Our repairs aren’t just a patch, they actually strengthen the casting. Every crack that we have seen with these heads has been to one of several specific areas I have identified as being skimpy in aluminum. When excavating the crack for welding we have a specific pattern that we cut in one of our mills to expose the entire weak area, not just the crack. As a result the finished repair has more material in the cracked area than it did previously.

This is done using advanced welding techniques that involve the use of our custom built casting oven. Pre & post heating temp and cycle times are very precisely controlled. Duration of the welding process is closely monitored to ensure the casting is not overheated. We adhere to minimum weld cycle times divided by a specific period of time in the oven between weld cycles. This technique prevents the welding operation from introducing new stresses to the casting. When the weld work and intensive pneumatic peening of the weld is completed the casting stresses in that area will be long gone. What’s left is a much stronger casting.

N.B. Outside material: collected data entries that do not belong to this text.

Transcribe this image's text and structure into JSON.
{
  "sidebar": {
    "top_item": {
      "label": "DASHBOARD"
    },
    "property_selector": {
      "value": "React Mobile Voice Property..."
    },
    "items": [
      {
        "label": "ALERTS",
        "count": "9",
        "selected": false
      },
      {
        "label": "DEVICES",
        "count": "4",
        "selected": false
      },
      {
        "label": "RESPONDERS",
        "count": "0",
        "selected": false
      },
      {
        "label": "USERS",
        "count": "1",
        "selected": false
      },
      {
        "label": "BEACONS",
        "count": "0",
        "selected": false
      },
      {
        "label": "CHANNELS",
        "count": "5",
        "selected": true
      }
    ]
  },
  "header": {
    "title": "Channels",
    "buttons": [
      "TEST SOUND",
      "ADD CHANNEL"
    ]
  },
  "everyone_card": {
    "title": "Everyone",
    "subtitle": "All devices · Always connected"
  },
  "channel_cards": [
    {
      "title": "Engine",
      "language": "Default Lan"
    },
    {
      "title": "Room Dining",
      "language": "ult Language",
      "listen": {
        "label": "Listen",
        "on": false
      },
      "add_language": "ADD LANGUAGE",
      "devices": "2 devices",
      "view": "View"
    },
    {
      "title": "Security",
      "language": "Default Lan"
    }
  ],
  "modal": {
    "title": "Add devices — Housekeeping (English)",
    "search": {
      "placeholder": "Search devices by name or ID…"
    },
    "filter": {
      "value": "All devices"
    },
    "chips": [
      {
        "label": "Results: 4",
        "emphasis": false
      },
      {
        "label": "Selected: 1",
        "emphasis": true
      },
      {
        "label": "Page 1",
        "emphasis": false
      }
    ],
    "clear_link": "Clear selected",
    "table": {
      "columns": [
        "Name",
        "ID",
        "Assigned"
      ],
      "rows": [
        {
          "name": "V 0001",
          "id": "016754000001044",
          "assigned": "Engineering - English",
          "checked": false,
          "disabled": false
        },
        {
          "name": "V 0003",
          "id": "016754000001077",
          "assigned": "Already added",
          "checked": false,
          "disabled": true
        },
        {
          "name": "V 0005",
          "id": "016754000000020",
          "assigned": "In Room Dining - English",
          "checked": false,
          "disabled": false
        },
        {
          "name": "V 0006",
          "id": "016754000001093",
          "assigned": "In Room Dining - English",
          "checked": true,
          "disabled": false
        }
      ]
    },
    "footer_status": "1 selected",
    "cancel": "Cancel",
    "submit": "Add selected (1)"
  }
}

Next up, a pressure test. Once we have confirmed the integrity of the weld work it’s CNC machined with proprietary custom carbide tooling, then  pressure tested again for added confidence in the finished repair. We have yet to have a single failure of a repaired head, and we know that some have been stressed hard on high-performance and even competition engines.

It’s worth noting that as of 11-23-16 we have repaired 3 heads that went into service and later cracked in a different location. At least one of them was a dedicated track/race car. That’s 3 out of nearly 125 heads, so the odds are pretty favorable. In all three cases the new failure point was repaired and the heads put back in service. We have no practical way to predict these future failures and therefore can not guarantee that the repaired casting will not crack elsewhere at a later time. We can only guarantee our work, and that the head passed multiple pressure tests before leaving our shop.

The large crack in the photos above is the most common crack we see with these heads. A lot of people think it’s a death sentence. And for good reason. I liken this repair to open heart surgery. It requires very specific skills, tools, knowledge and techique, in this case a major excavation of material and extensive welding and cold peening followed by a series of complex, precision machine-operations. The overwhelming majority of shops out there are not equipped to perform this surgery, but it’s routine for us. Our patients go on to live full throttle lives.